Brittany dan Lia melihat bayi mungil yang sedang digendong oleh Darren.  Bayi itu begitu menggemaskan, membuat mereka semua bahagia.   

“Selamat datang, Zion.  Kami semua sangat menyayangimu,” ucap Brittany.

“Dia akan menjadi pangeran di keluarga kita,” balas Lia.

“Dia akan menjadi pewarisku,” tambah Darren.

Zion artinya titik tertinggi, Theodore artinya hadiah.

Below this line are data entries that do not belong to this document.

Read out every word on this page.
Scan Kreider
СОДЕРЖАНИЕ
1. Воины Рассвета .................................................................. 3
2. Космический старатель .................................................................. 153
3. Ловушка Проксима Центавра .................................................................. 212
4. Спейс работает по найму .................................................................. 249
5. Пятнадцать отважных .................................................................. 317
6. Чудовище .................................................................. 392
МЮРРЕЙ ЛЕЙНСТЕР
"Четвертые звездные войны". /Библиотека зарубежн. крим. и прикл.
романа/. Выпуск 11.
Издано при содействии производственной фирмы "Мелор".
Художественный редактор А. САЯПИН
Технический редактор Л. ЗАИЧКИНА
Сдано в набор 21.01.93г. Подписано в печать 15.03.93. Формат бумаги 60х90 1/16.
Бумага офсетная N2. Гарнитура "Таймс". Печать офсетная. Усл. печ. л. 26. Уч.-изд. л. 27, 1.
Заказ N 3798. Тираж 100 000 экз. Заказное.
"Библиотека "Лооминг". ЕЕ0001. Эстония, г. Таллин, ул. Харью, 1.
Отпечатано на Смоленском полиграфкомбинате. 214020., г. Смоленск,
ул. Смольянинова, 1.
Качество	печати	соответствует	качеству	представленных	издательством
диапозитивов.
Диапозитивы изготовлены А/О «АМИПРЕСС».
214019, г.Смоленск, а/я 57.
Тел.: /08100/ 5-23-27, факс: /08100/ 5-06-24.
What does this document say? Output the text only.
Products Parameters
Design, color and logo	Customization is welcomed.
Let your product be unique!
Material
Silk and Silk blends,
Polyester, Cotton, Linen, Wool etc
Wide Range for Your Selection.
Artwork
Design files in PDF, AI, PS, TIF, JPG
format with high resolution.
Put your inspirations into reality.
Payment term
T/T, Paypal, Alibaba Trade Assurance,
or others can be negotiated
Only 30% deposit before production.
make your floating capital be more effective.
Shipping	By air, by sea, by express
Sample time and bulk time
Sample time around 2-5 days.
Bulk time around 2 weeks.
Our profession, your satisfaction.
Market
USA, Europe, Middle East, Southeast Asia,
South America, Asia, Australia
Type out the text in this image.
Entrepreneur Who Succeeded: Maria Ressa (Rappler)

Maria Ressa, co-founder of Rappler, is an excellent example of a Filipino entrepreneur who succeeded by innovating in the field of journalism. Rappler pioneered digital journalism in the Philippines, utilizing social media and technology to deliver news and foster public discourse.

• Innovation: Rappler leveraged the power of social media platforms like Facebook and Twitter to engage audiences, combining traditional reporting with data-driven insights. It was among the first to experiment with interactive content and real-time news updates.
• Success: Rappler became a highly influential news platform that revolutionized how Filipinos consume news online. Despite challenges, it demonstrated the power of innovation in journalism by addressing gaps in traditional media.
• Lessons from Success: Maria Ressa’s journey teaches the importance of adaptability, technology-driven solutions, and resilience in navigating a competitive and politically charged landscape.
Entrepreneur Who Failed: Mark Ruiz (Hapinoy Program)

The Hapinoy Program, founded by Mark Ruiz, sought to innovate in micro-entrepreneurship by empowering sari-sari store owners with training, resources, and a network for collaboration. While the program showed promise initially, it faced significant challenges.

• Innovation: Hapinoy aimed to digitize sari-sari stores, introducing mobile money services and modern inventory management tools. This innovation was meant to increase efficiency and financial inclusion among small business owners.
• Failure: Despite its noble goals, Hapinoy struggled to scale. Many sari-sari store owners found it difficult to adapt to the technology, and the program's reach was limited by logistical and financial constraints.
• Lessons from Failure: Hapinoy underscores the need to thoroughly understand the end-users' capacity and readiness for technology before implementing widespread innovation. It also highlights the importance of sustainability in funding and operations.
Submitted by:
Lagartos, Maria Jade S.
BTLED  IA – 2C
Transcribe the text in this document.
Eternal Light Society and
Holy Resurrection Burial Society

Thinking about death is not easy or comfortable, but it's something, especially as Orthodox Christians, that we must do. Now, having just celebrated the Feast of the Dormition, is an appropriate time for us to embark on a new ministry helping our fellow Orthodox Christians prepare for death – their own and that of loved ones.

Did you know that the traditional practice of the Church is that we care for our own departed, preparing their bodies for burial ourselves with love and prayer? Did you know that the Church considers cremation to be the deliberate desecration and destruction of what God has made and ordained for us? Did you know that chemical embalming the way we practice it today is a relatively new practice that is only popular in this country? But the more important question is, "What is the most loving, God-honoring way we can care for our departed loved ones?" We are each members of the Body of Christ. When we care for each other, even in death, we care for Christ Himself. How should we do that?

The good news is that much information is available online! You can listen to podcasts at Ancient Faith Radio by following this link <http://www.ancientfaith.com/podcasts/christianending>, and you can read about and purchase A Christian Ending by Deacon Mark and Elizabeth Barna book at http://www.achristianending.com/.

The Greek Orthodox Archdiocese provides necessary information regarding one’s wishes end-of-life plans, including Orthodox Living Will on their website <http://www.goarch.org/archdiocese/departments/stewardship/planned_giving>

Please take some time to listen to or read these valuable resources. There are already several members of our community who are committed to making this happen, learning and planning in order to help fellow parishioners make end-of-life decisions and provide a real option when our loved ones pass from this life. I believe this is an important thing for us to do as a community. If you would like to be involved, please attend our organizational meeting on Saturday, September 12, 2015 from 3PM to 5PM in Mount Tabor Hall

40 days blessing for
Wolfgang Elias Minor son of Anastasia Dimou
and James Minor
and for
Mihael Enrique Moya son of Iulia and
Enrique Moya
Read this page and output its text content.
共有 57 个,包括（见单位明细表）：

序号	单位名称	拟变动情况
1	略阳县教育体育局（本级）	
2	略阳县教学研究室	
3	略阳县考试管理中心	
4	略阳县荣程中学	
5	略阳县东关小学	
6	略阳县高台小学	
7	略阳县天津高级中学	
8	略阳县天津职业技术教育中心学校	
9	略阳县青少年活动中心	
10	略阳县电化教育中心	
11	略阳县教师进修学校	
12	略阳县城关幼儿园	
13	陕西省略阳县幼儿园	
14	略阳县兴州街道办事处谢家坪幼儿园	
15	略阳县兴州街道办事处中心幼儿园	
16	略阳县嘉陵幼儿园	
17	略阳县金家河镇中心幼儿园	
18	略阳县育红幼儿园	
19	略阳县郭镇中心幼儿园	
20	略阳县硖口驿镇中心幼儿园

Georgina menganggap jika Zion adalah hadiah terindah dan akan menjadi tujuan tertinggi dalam hidupnya.  Apa pun yang akan Gina lakukan, tujuannya hanya untuk kebahagiaan putra tercintanya.

***

“Kenapa aku merasa ingin menangis sejak tadi?” tanya Joel pada dirinya sendiri.  Dia sedang menghadap layar laptop namun sejak tadi dia tidak bisa mengumpulkan konsentrasinya.  Laptop itu terabaikan karena dia bersedih tanpa tahu apa yang menyebabkan hatinya merasakan itu.

Joel menghubungi orangtuanya.  Sudah hampir tiga bulan dia tidak mengunjungi mereka di Rosetown.  Satu tahun yang lalu, Harold dan Diane memutuskan untuk pindah ke kota lain.

“Papa dan mama baik-baik saja, kan?” tanya Joel ketika wajah ibunya muncul di layar ponselnya.  Dia pikir alasan kesedihannya adalah orangtuanya.

“Kami baik-baik saja, Joel.”

Joel memperhatikan Diane, memang dia tampak baik-baik saja sekarang.  Lalu apa yang membuatnya bersedih? Pertanyaan itu mengganggu dan Joel tidak mendapatkan jawabannya.